Mademoiselle Chambon: Les amours non imaginaires
Dans Mademoiselle Chambon, les destins d’une institutrice et d’un maçon se croisent. Stéphane Brizé adapte un récit d’Éric Holder
Le cinéaste Stéphane Brizé est un grand romantique. Il a traité des élans du cÅ“ur dans Le bleu des villes, Entre adultes et Je ne suis pas là pour être aimé. «Qu’est-ce qui fait qu’un moment deux êtres vont s’attirer, qu’une histoire d’amour va naître? se demandait-il lors de son passage à Montréal en novembre dernier dans le cadre de Cinémania. C’est une chose que je me demande à chaque instant, ça m’obsède au quotidien.»

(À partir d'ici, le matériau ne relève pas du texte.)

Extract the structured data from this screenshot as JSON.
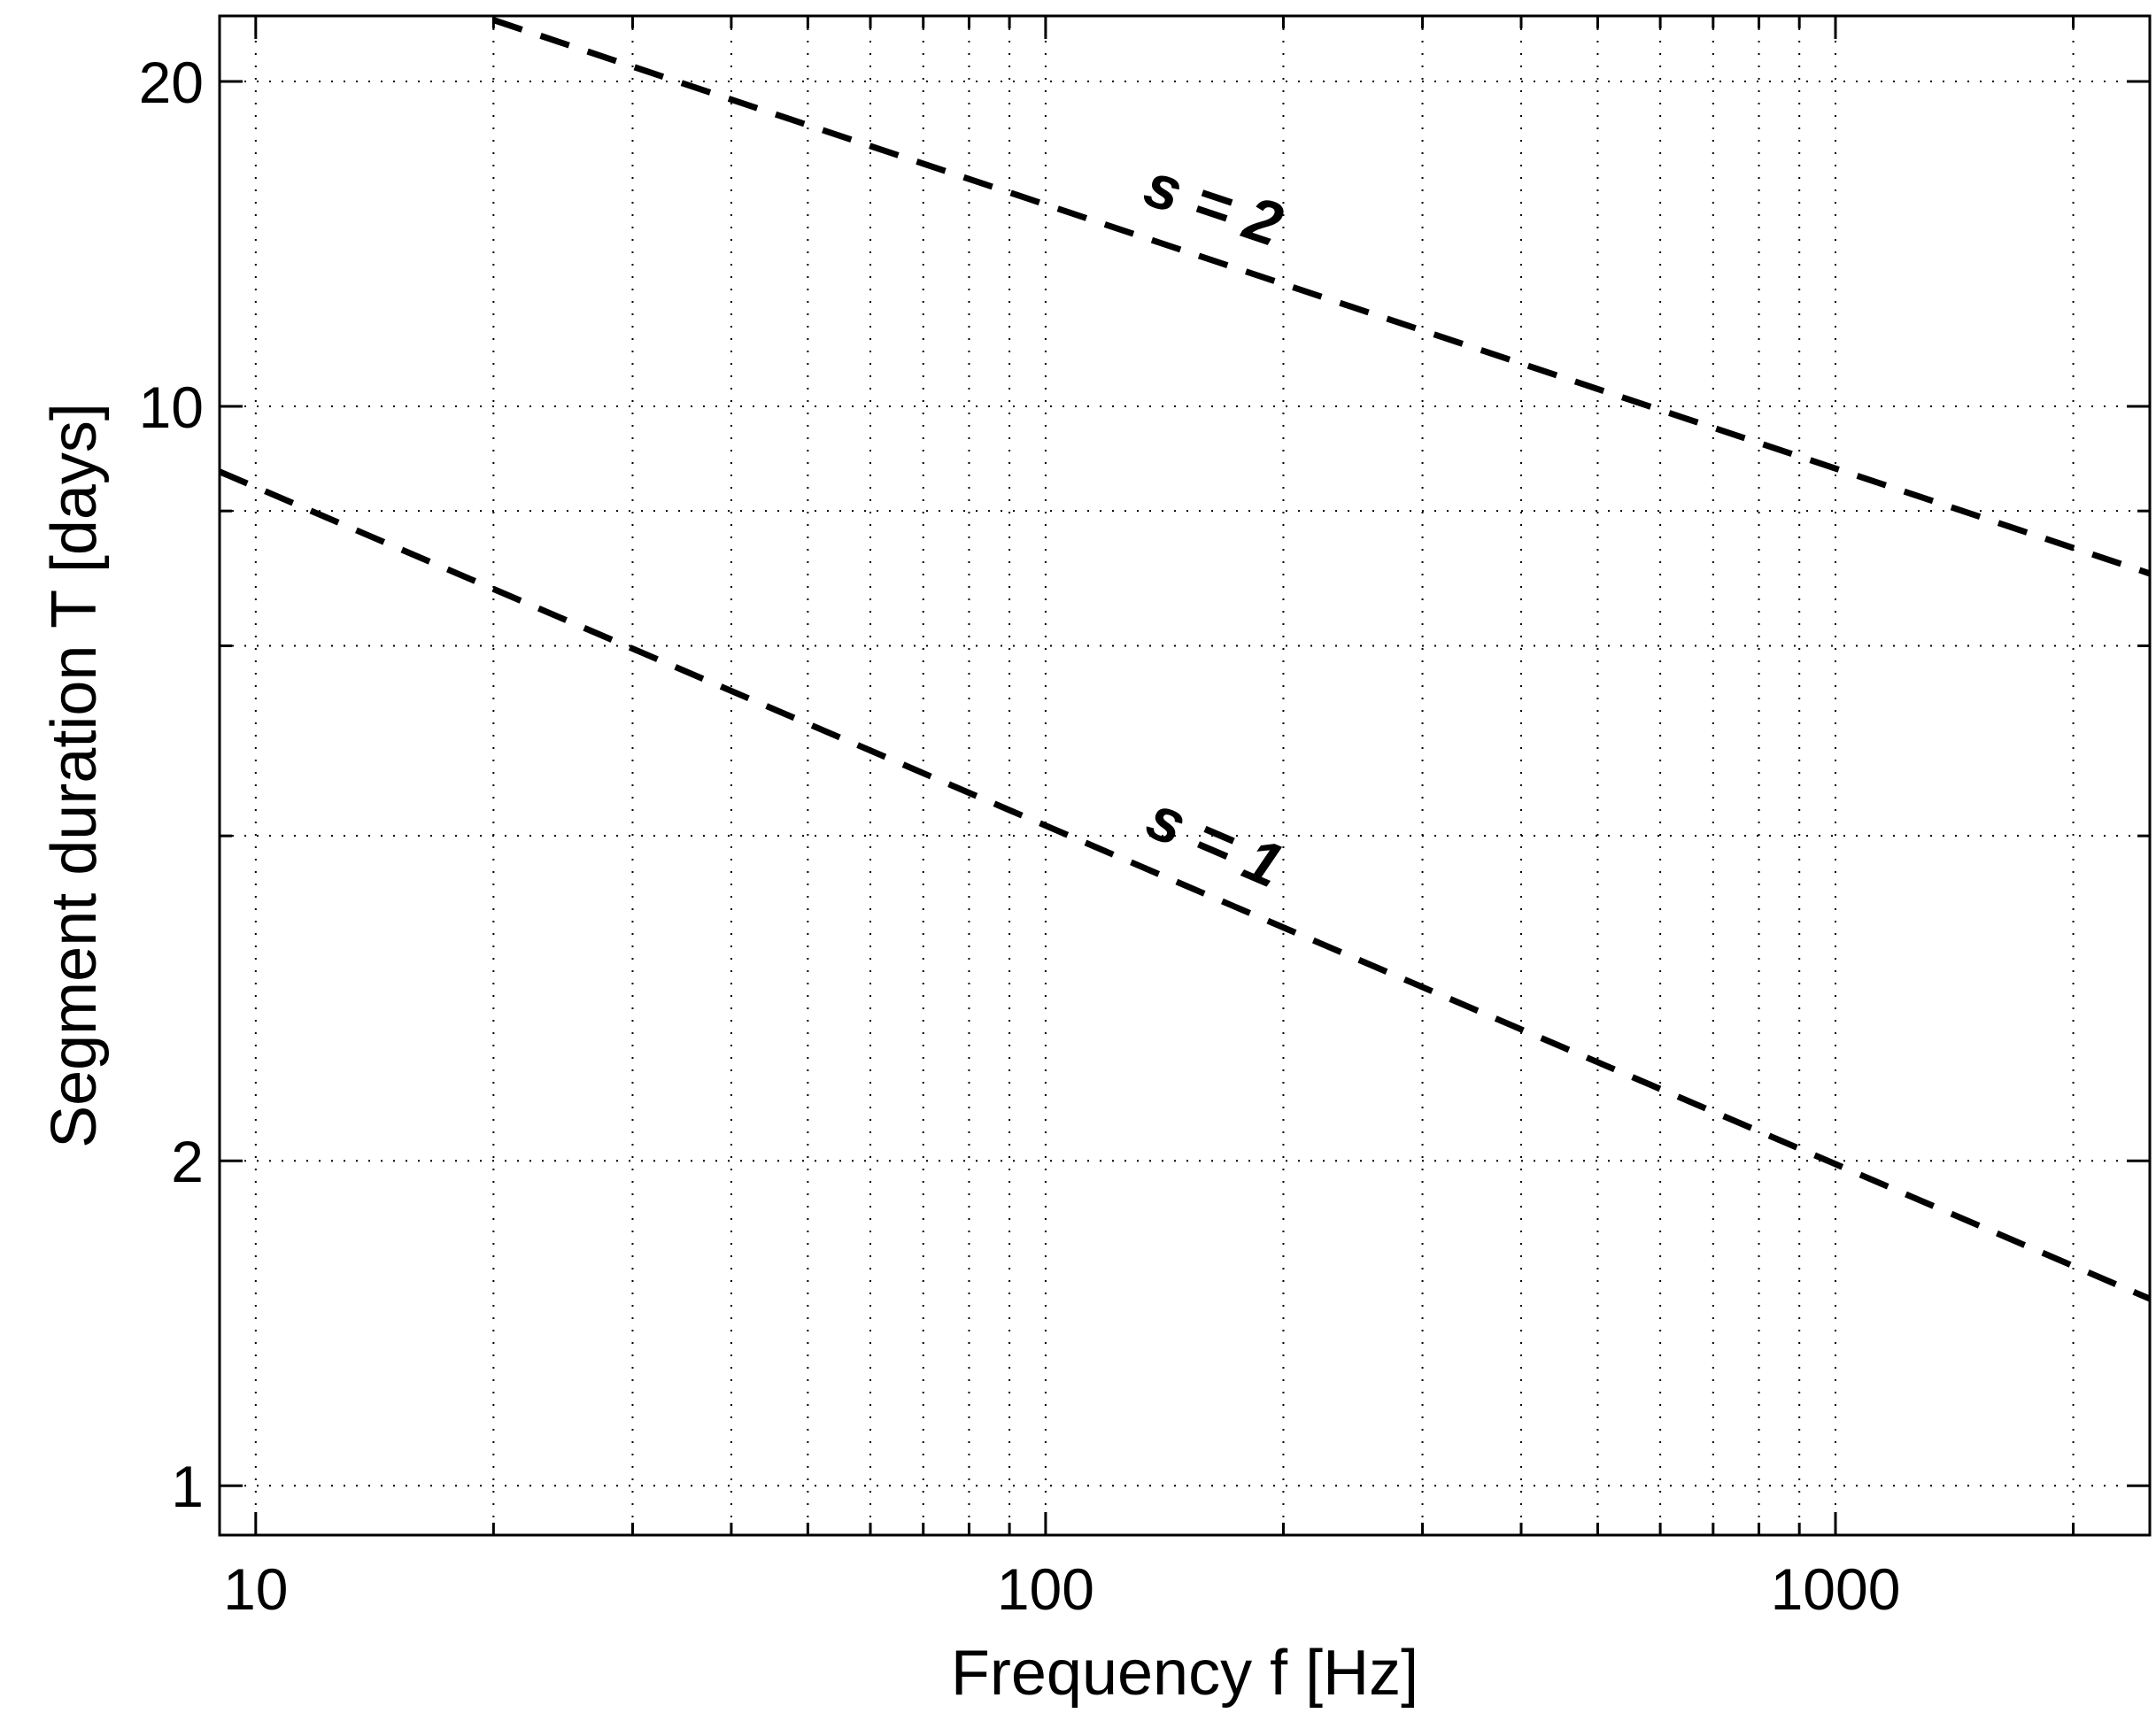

Dans son nouvel opus, Mademoiselle Chambon, il fait se croiser les chemins d’une institutrice (Sandrine Kiberlain) et d’un maçon (Vincent Lindon) honnête, mais déjà en couple… L’amour les attend peut-être au fil d’arrivée. Cette adaptation d’un récit d’Éric Holder privilégie les silences et les non-dits, les regards langoureux et les sourires complices. «On reproche souvent au cinéma français d’être assez bavard, lance avec le sourire le réalisateur, conscient que son dernier essai n’emprunte pas cette voie. Je ne me demande pas comment je vais faire pour en dire le moins possible. J’essaie juste de voir comment ça se passerait dans la vie avec des personnages qui ont un problème avec l’expression, les sentiments et les paroles.»

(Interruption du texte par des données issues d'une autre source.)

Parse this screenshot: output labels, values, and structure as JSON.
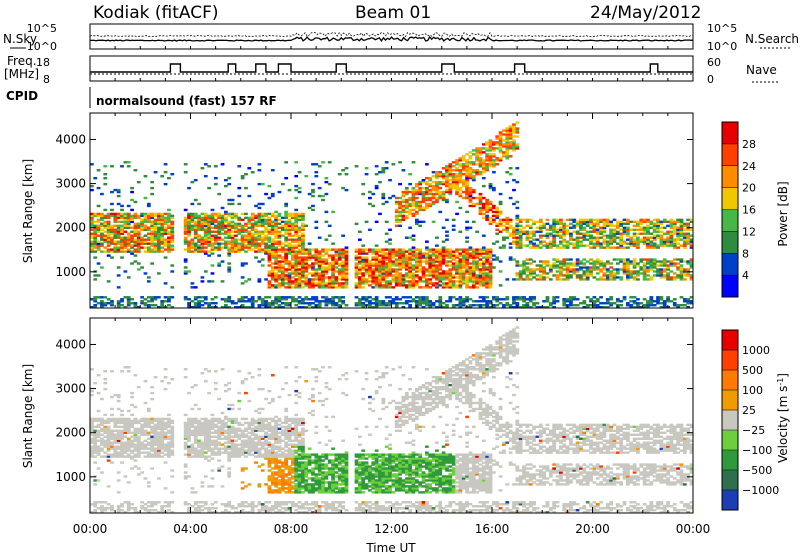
{
  "header": {
    "station": "Kodiak (fitACF)",
    "beam": "Beam 01",
    "date": "24/May/2012"
  },
  "top_left_labels": {
    "nsky": "N.Sky",
    "freq": "Freq.",
    "freq_unit": "[MHz]",
    "cpid": "CPID"
  },
  "top_right_labels": {
    "nsearch": "N.Search",
    "nave": "Nave"
  },
  "noise_axis": {
    "left_ticks": [
      "10^5",
      "10^0"
    ],
    "right_ticks": [
      "10^5",
      "10^0"
    ]
  },
  "freq_axis": {
    "left_ticks": [
      "18",
      "8"
    ],
    "right_ticks": [
      "60",
      "0"
    ]
  },
  "cpid_text": "normalsound (fast) 157 RF",
  "x_axis": {
    "label": "Time UT",
    "ticks": [
      "00:00",
      "04:00",
      "08:00",
      "12:00",
      "16:00",
      "20:00",
      "00:00"
    ]
  },
  "chart_data": [
    {
      "type": "heatmap",
      "name": "power",
      "ylabel": "Slant Range [km]",
      "yticks": [
        1000,
        2000,
        3000,
        4000
      ],
      "ylim": [
        180,
        4600
      ],
      "xlabel": "Time UT",
      "colorbar": {
        "label": "Power [dB]",
        "tick_labels": [
          "28",
          "24",
          "20",
          "16",
          "12",
          "8",
          "4"
        ],
        "colors": [
          "#0000ff",
          "#0040c8",
          "#2f8c3e",
          "#46b846",
          "#f0c800",
          "#ff8c00",
          "#ff4000",
          "#e60000"
        ]
      }
    },
    {
      "type": "heatmap",
      "name": "velocity",
      "ylabel": "Slant Range [km]",
      "yticks": [
        1000,
        2000,
        3000,
        4000
      ],
      "ylim": [
        180,
        4600
      ],
      "xlabel": "Time UT",
      "colorbar": {
        "label": "Velocity [m s",
        "label_sup": "-1",
        "label_end": "]",
        "tick_labels": [
          "1000",
          "500",
          "100",
          "25",
          "−25",
          "−100",
          "−500",
          "−1000"
        ],
        "colors": [
          "#1e3cb4",
          "#2f6f4f",
          "#2f9a3c",
          "#6ccf3c",
          "#c8c8c0",
          "#f09c00",
          "#ff7a00",
          "#ff4000",
          "#e60000"
        ]
      }
    }
  ]
}
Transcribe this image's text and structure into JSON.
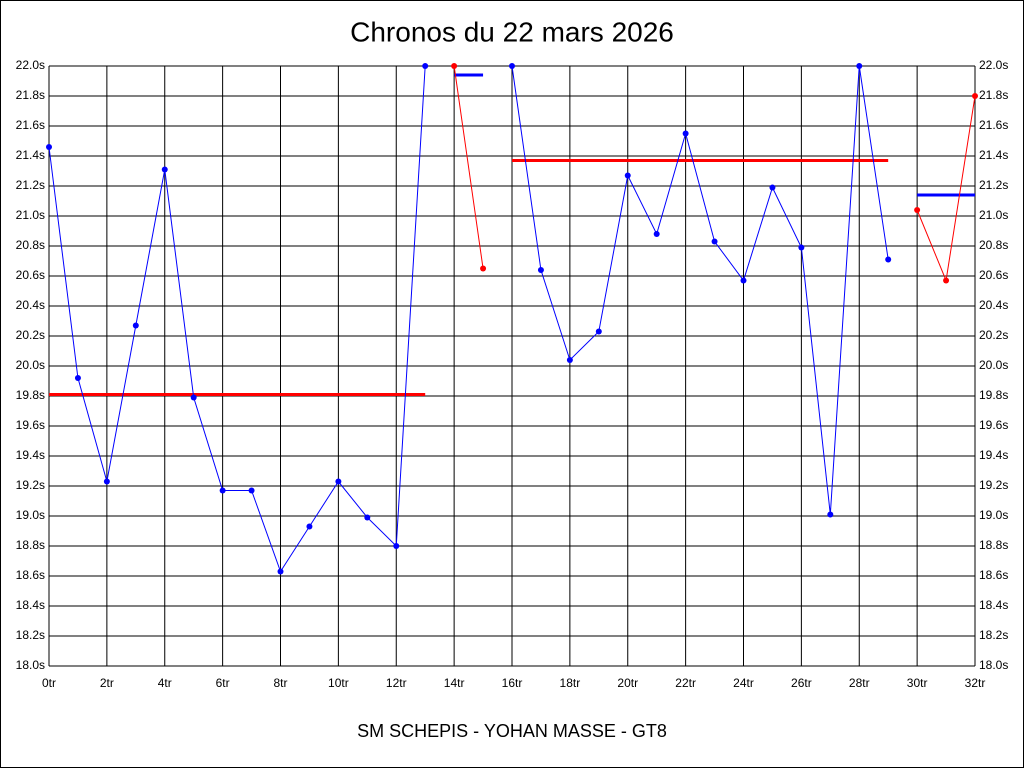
{
  "chart_data": {
    "type": "line",
    "title": "Chronos du 22 mars 2026",
    "subtitle": "SM SCHEPIS - YOHAN MASSE - GT8",
    "x": [
      0,
      1,
      2,
      3,
      4,
      5,
      6,
      7,
      8,
      9,
      10,
      11,
      12,
      13,
      14,
      15,
      16,
      17,
      18,
      19,
      20,
      21,
      22,
      23,
      24,
      25,
      26,
      27,
      28,
      29,
      30,
      31,
      32
    ],
    "series": [
      {
        "color": "#0000ff",
        "values": [
          21.46,
          19.92,
          19.23,
          20.27,
          21.31,
          19.79,
          19.17,
          19.17,
          18.63,
          18.93,
          19.23,
          18.99,
          18.8,
          22.0,
          null,
          null,
          22.0,
          20.64,
          20.04,
          20.23,
          21.27,
          20.88,
          21.55,
          20.83,
          20.57,
          21.19,
          20.79,
          19.01,
          22.0,
          20.71,
          null,
          null,
          null
        ]
      },
      {
        "color": "#ff0000",
        "values": [
          null,
          null,
          null,
          null,
          null,
          null,
          null,
          null,
          null,
          null,
          null,
          null,
          null,
          null,
          22.0,
          20.65,
          null,
          null,
          null,
          null,
          null,
          null,
          null,
          null,
          null,
          null,
          null,
          null,
          null,
          null,
          21.04,
          20.57,
          21.8
        ]
      }
    ],
    "reference_lines": [
      {
        "from": 0,
        "to": 13,
        "value": 19.81,
        "color": "#ff0000"
      },
      {
        "from": 14,
        "to": 15,
        "value": 21.94,
        "color": "#0000ff"
      },
      {
        "from": 16,
        "to": 29,
        "value": 21.37,
        "color": "#ff0000"
      },
      {
        "from": 30,
        "to": 32,
        "value": 21.14,
        "color": "#0000ff"
      }
    ],
    "xlim": [
      0,
      32
    ],
    "ylim": [
      18,
      22
    ],
    "xticks": [
      {
        "value": 0,
        "label": "0tr"
      },
      {
        "value": 2,
        "label": "2tr"
      },
      {
        "value": 4,
        "label": "4tr"
      },
      {
        "value": 6,
        "label": "6tr"
      },
      {
        "value": 8,
        "label": "8tr"
      },
      {
        "value": 10,
        "label": "10tr"
      },
      {
        "value": 12,
        "label": "12tr"
      },
      {
        "value": 14,
        "label": "14tr"
      },
      {
        "value": 16,
        "label": "16tr"
      },
      {
        "value": 18,
        "label": "18tr"
      },
      {
        "value": 20,
        "label": "20tr"
      },
      {
        "value": 22,
        "label": "22tr"
      },
      {
        "value": 24,
        "label": "24tr"
      },
      {
        "value": 26,
        "label": "26tr"
      },
      {
        "value": 28,
        "label": "28tr"
      },
      {
        "value": 30,
        "label": "30tr"
      },
      {
        "value": 32,
        "label": "32tr"
      }
    ],
    "yticks": [
      {
        "value": 18.0,
        "label": "18.0s"
      },
      {
        "value": 18.2,
        "label": "18.2s"
      },
      {
        "value": 18.4,
        "label": "18.4s"
      },
      {
        "value": 18.6,
        "label": "18.6s"
      },
      {
        "value": 18.8,
        "label": "18.8s"
      },
      {
        "value": 19.0,
        "label": "19.0s"
      },
      {
        "value": 19.2,
        "label": "19.2s"
      },
      {
        "value": 19.4,
        "label": "19.4s"
      },
      {
        "value": 19.6,
        "label": "19.6s"
      },
      {
        "value": 19.8,
        "label": "19.8s"
      },
      {
        "value": 20.0,
        "label": "20.0s"
      },
      {
        "value": 20.2,
        "label": "20.2s"
      },
      {
        "value": 20.4,
        "label": "20.4s"
      },
      {
        "value": 20.6,
        "label": "20.6s"
      },
      {
        "value": 20.8,
        "label": "20.8s"
      },
      {
        "value": 21.0,
        "label": "21.0s"
      },
      {
        "value": 21.2,
        "label": "21.2s"
      },
      {
        "value": 21.4,
        "label": "21.4s"
      },
      {
        "value": 21.6,
        "label": "21.6s"
      },
      {
        "value": 21.8,
        "label": "21.8s"
      },
      {
        "value": 22.0,
        "label": "22.0s"
      }
    ],
    "grid": true
  }
}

La mélancolie est également très présente. «Je pense être quelqu’un de très mélancolique, avoue le cinéaste. Les gens s’empêchent de repenser à la belle histoire qui les a habités quand ils étaient plus jeunes – celle où tout est possible – et ça me rend triste. Mon personnage doit faire un acte héroïque et romantique en suivant son impulsion ou suivre la voix de sa conscience, du rationnel. En le plaçant devant ce choix, je nous place à cet endroit-là et je nous questionne sur ce qu’on ferait.»
Recréer la flamme
Il n’est pas surprenant que plusieurs histoires d’amour pour adultes aient inspiré Stéphane Brizé, dont quelques classiques de Douglas Sirk et surtout The Bridges of Madison County, de Clint Eastwood. «Ce qui m’intéresse est de provoquer les sentiments les plus forts possible, révèle le cinéaste. Je me suis dit : « J’aimerais bien faire autant pleurer que Sur la route de Madison ». J’avais une référence lacrymale liée à ce film-là.»

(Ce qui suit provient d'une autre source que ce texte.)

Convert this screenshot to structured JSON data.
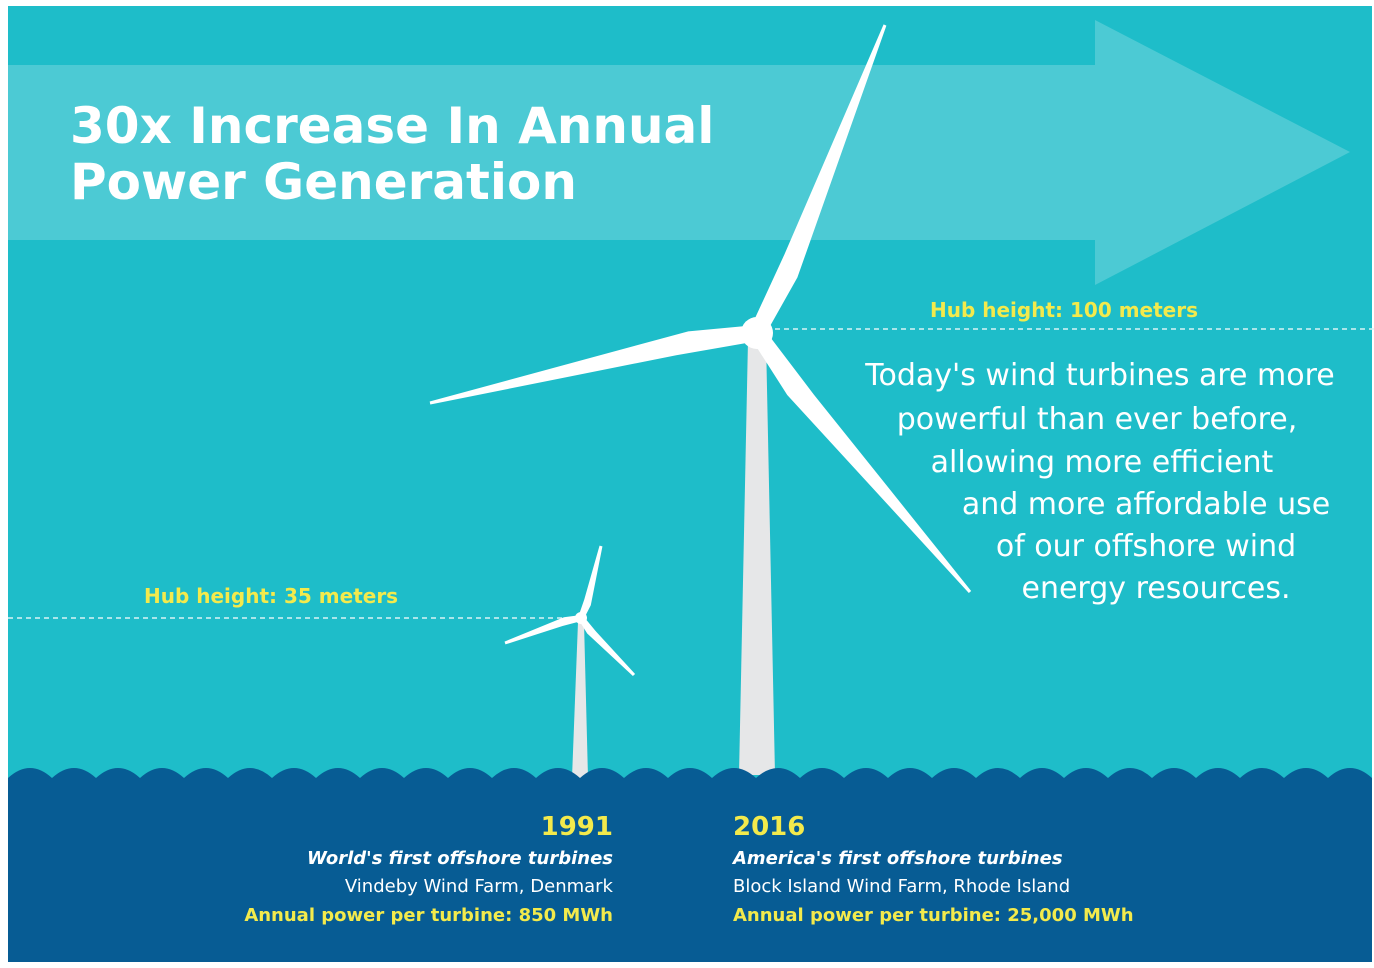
{
  "header": {
    "title_lines": [
      "30x Increase In Annual",
      "Power Generation"
    ]
  },
  "large_turbine": {
    "hub_height": "Hub height: 100 meters"
  },
  "small_turbine": {
    "hub_height": "Hub height: 35 meters"
  },
  "description": {
    "lines": [
      "Today's wind turbines are more",
      "powerful than ever before,",
      "allowing more efficient",
      "and more affordable use",
      "of our offshore wind",
      "energy resources."
    ]
  },
  "turbines": [
    {
      "year": "1991",
      "headline": "World's first offshore turbines",
      "location": "Vindeby Wind Farm, Denmark",
      "power": "Annual power per turbine: 850 MWh"
    },
    {
      "year": "2016",
      "headline": "America's first offshore turbines",
      "location": "Block Island Wind Farm, Rhode Island",
      "power": "Annual power per turbine: 25,000 MWh"
    }
  ]
}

Une émotion qui émanait déjà du plateau de tournage, notamment entre Vincent Lindon et Sandrine Kiberlain qui rejouaient pour la première fois côte à côte dans un long métrage depuis leur séparation. «Une chose de leur propre histoire qui est certainement voyante dans le film, c’est la peur de se retrouver. Elle fait totalement écho à la peur des personnages d’être ensemble pour la première fois. Tout ce qui est de l’ordre du sentiment amoureux n’existait plus, et à un moment, il fallait rejouer avec ça, et c’est quelque chose qui leur faisait très peur.»